Yeah, I would say that we're pretty far along that sequence. (1/18/2015 AT 8:06pm).
So, Willis thinks Ben Franklin was the Ayn Rand of his day? Yeah, I don't think so either. Mainly because the isn't genuine. Apparently it's a quote (or a version of a quote) that has been making the rounds among Conservatives for some time.
Here is an excerpt from an article that debunks Rightwing attribution of this quote to a number of people who never said it. And tracks down who actually said it.

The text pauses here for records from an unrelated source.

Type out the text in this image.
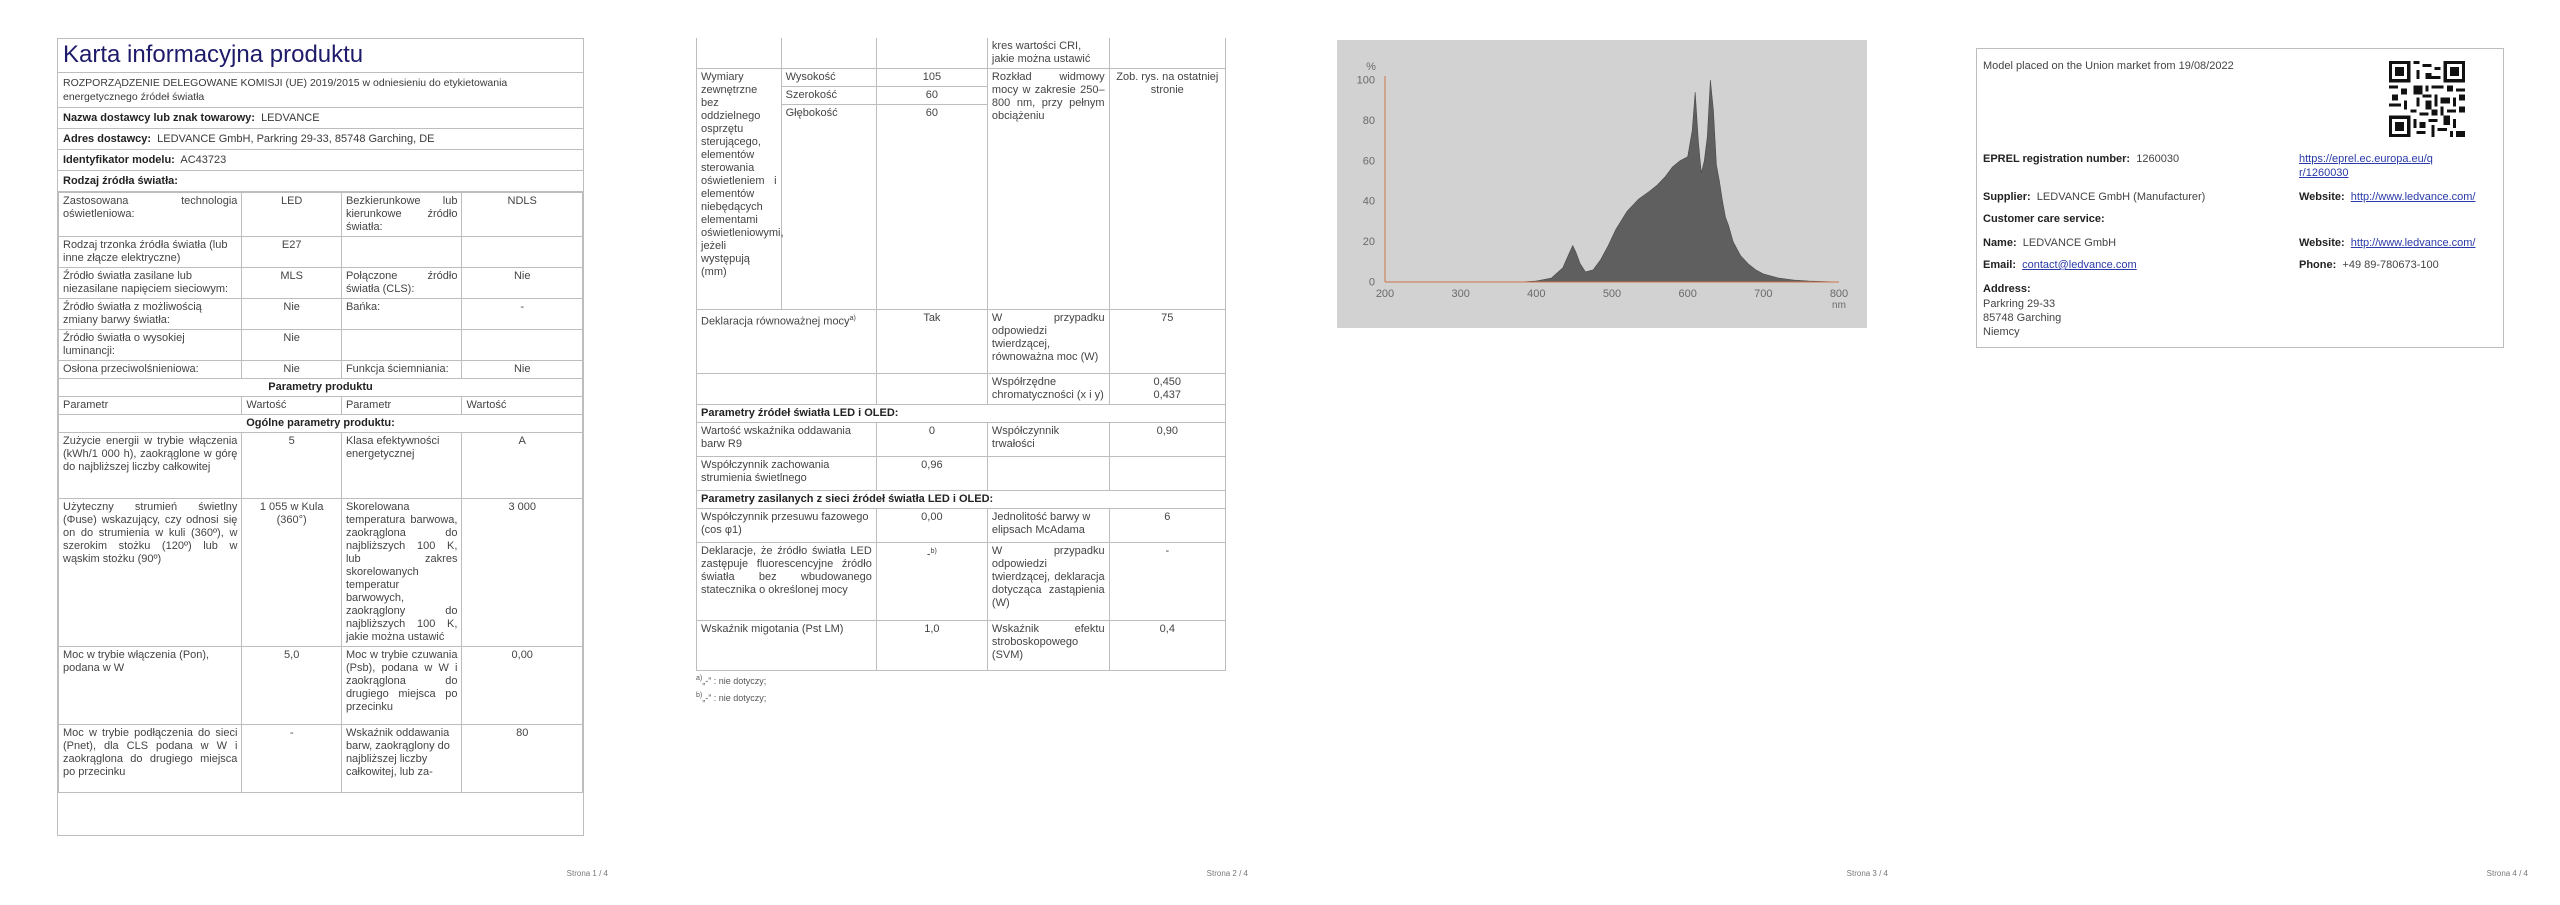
Karta informacyjna produktu
ROZPORZĄDZENIE DELEGOWANE KOMISJI (UE) 2019/2015 w odniesieniu do etykietowania energetycznego źródeł światła
Nazwa dostawcy lub znak towarowy: LEDVANCE
Adres dostawcy: LEDVANCE GmbH, Parkring 29-33, 85748 Garching, DE
Identyfikator modelu: AC43723
Rodzaj źródła światła:
Zastosowana technologia oświetleniowa:	LED	Bezkierunkowe lub kierunkowe źródło światła:	NDLS
Rodzaj trzonka źródła światła (lub inne złącze elektryczne)	E27		
Źródło światła zasilane lub niezasilane napięciem sieciowym:	MLS	Połączone źródło światła (CLS):	Nie
Źródło światła z możliwością zmiany barwy światła:	Nie	Bańka:	-
Źródło światła o wysokiej luminancji:	Nie		
Osłona przeciwolśnieniowa:	Nie	Funkcja ściemniania:	Nie
Parametry produktu			
Parametr	Wartość	Parametr	Wartość
Ogólne parametry produktu:			
Zużycie energii w trybie włączenia (kWh/1 000 h), zaokrąglone w górę do najbliższej liczby całkowitej	5	Klasa efektywności energetycznej	A
Użyteczny strumień świetlny (Φuse) wskazujący, czy odnosi się on do strumienia w kuli (360º), w szerokim stożku (120º) lub w wąskim stożku (90º)	1 055 w Kula (360°)	Skorelowana temperatura barwowa, zaokrąglona do najbliższych 100 K, lub zakres skorelowanych temperatur barwowych, zaokrąglony do najbliższych 100 K, jakie można ustawić	3 000
Moc w trybie włączenia (Pon), podana w W	5,0	Moc w trybie czuwania (Psb), podana w W i zaokrąglona do drugiego miejsca po przecinku	0,00
Moc w trybie podłączenia do sieci (Pnet), dla CLS podana w W i zaokrąglona do drugiego miejsca po przecinku	-	Wskaźnik oddawania barw, zaokrąglony do najbliższej liczby całkowitej, lub za-	80
Strona 1 / 4
			kres wartości CRI, jakie można ustawić	
Wymiary zewnętrzne bez oddzielnego osprzętu sterującego, elementów sterowania oświetleniem i elementów niebędących elementami oświetleniowymi, jeżeli występują (mm)	Wysokość	105	Rozkład widmowy mocy w zakresie 250–800 nm, przy pełnym obciążeniu	Zob. rys. na ostatniej stronie
	Szerokość	60		
	Głębokość	60		
Deklaracja równoważnej mocy$^{a)}$		Tak	W przypadku odpowiedzi twierdzącej, równoważna moc (W)	75
			Współrzędne chromatyczności (x i y)	0,450
0,437

Parametry źródeł światła LED i OLED:				
Wartość wskaźnika oddawania barw R9		0	Współczynnik trwałości	0,90
Współczynnik zachowania strumienia świetlnego		0,96		
Parametry zasilanych z sieci źródeł światła LED i OLED:				
Współczynnik przesuwu fazowego (cos φ1)		0,00	Jednolitość barwy w elipsach McAdama	6
Deklaracje, że źródło światła LED zastępuje fluorescencyjne źródło światła bez wbudowanego statecznika o określonej mocy		-$^{b)}$	W przypadku odpowiedzi twierdzącej, deklaracja dotycząca zastąpienia (W)	-
Wskaźnik migotania (Pst LM)		1,0	Wskaźnik efektu stroboskopowego (SVM)	0,4
$^{a)}$„-” : nie dotyczy;
$^{b)}$„-” : nie dotyczy;
Strona 2 / 4
0
20
40
60
80
100
200	300	400	500	600	700	800
%
nm
Strona 3 / 4
Model placed on the Union market from 19/08/2022
EPREL registration number: 1260030	https://eprel.ec.europa.eu/qr/1260030
Supplier: LEDVANCE GmbH (Manufacturer)	Website: http://www.ledvance.com/
Customer care service:
Name: LEDVANCE GmbH	Website: http://www.ledvance.com/
Email: contact@ledvance.com	Phone: +49 89-780673-100
Address:
Parkring 29-33
85748 Garching
Niemcy
Strona 4 / 4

|David Wagner writing for "The Wire": none of the men cited above wrote these words [preceding has tweets from Conservatives attributing quote to De Tocqueville and Franklin... among others]. Atlanta, Georgia-based lawyer and politician Loren Collins heard the aphorism so often that he decided to do some research into its origins. He was able to trace the first known usage of the quote to a 1951 column by Daily Oklahoman newspaperman Elmer T. Peterson, who cites Alexander Fraser Tytler... as the original author.|
Tytler was a Scottish professor, lawyer, and Lord who lived during the American experiment's infancy. He wrote many skeptical takes on democracy, but the quote being passed around by conservatives right now wasn't one of them. The passage, "appears in no published work of Tytler's", according to Collins' research. Writing for the Freakonomics blog, Fred Shapiro was also unable to find anything like this in Tytler's works. And if anyone knows a thing or two about proper quote attribution, it's Shapiro, the editor of the Yale Book of Quotations. (Sorry, Conservatives, De Tocqueville Did Not Call the 2012 Election, 11/18/2012).

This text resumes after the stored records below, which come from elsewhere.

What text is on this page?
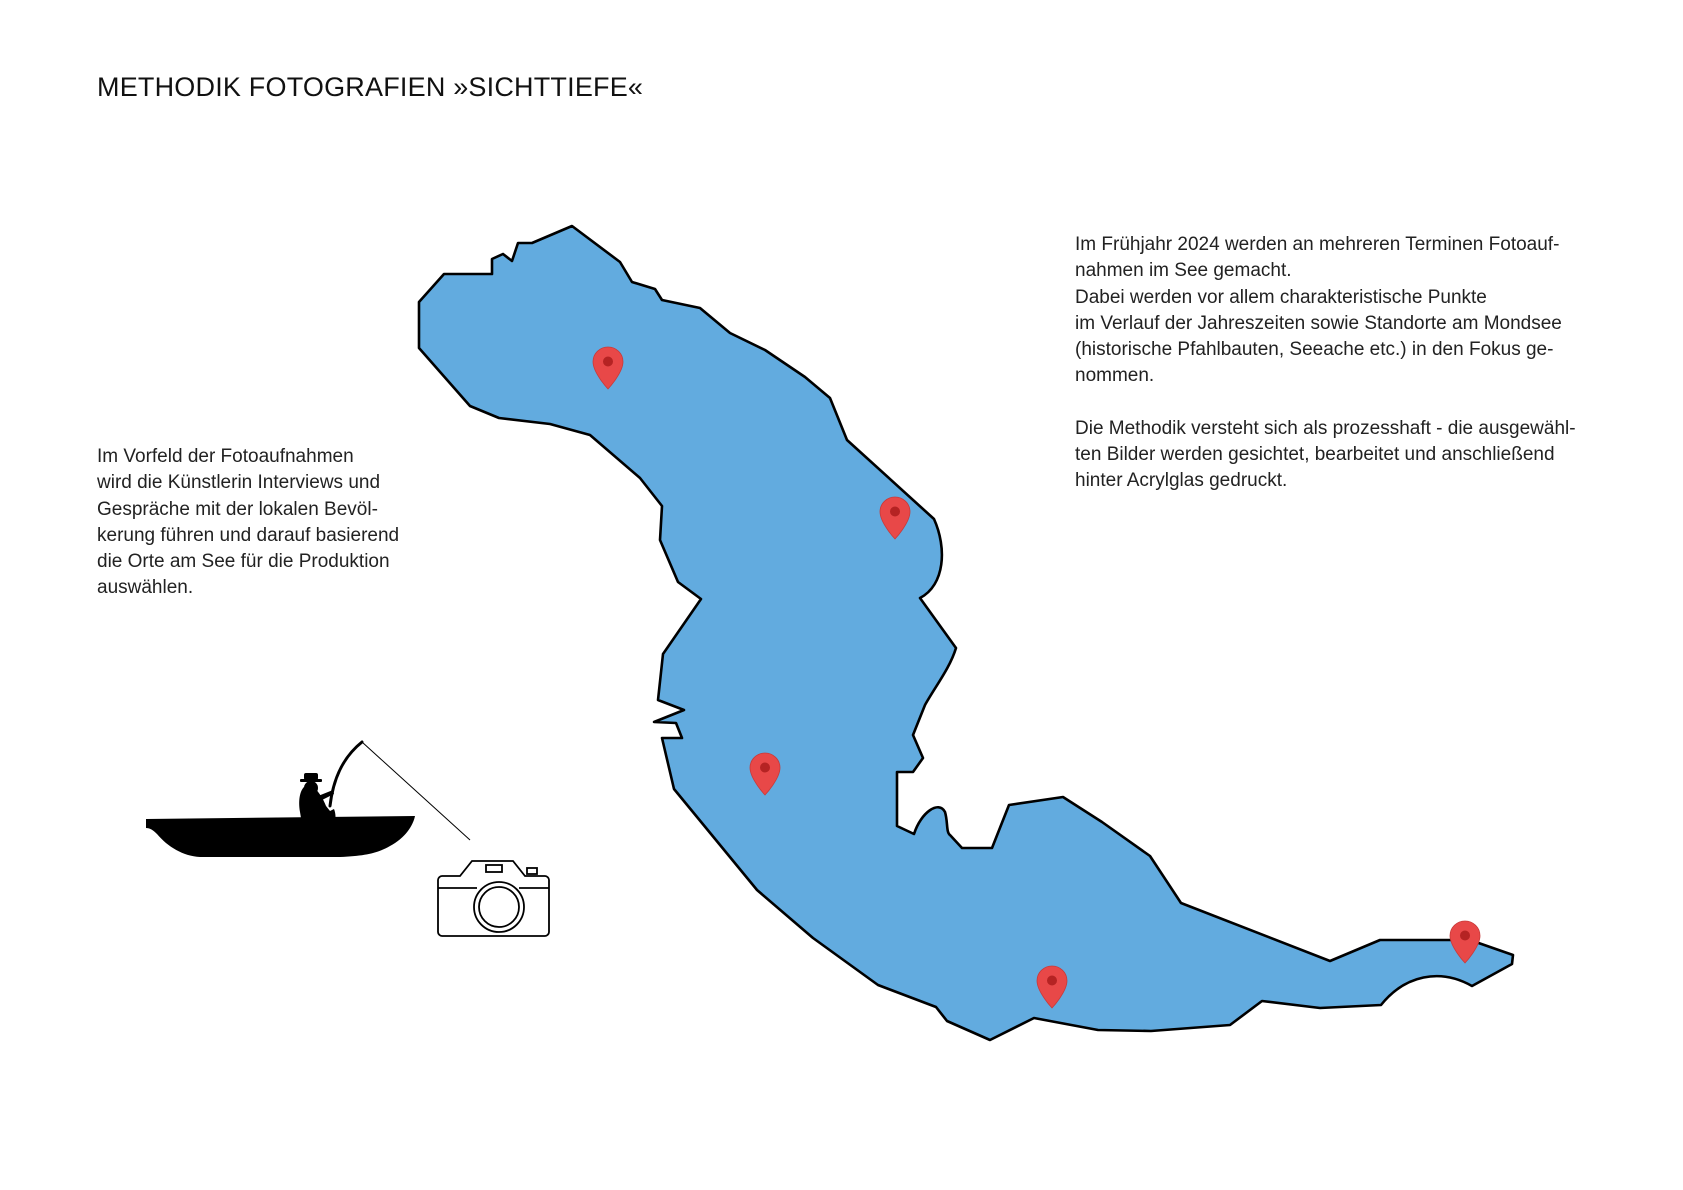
METHODIK FOTOGRAFIEN »SICHTTIEFE«

Im Vorfeld der Fotoaufnahmen
wird die Künstlerin Interviews und
Gespräche mit der lokalen Bevöl-
kerung führen und darauf basierend
die Orte am See für die Produktion
auswählen.

Im Frühjahr 2024 werden an mehreren Terminen Fotoauf-
nahmen im See gemacht.
Dabei werden vor allem charakteristische Punkte
im Verlauf der Jahreszeiten sowie Standorte am Mondsee
(historische Pfahlbauten, Seeache etc.) in den Fokus ge-
nommen.

Die Methodik versteht sich als prozesshaft - die ausgewähl-
ten Bilder werden gesichtet, bearbeitet und anschließend
hinter Acrylglas gedruckt.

So, who actually said it? Looks like Oklahoman newspaperman Elmer T. Peterson fabricated the quote and falsely attributed it to Alexander Fraser Tytler.
In addition, the Wikiquote page for Benjamin Franklin lists this under "misattributed". Which makes sense, given that the original fabricator used it to argue against democracy. So it's obviously something Franklin, one of the Founding Fathers that created our democracy, would never have said.
Huh, I wonder what that says about Willis... that he buys (hook, line and sinker) a fake quote that originated from someone who "wrote many skeptical takes on democracy"? Perhaps Willis is skeptical of democracy himself? Maybe this explains why he constantly argues for plutocracy?
Does Willis believe America would best be governed by a council of "wise" wealthy people? He'd likely deny this. But one thing the fascist tool can't deny is that he is virulently anti-Progressive... as, in his mind it's Progressives who "vote themselves largess from the public treasury"... an action that will lead to the collapse of our democracy.
But, if our democracy does eventually collapse, what will be the cause? Providing for the needs of The People - or - kowtowing to the wealthy special interests? Yeah, I think it's definitely the later. And that THAT is the sequence we're pretty far along on.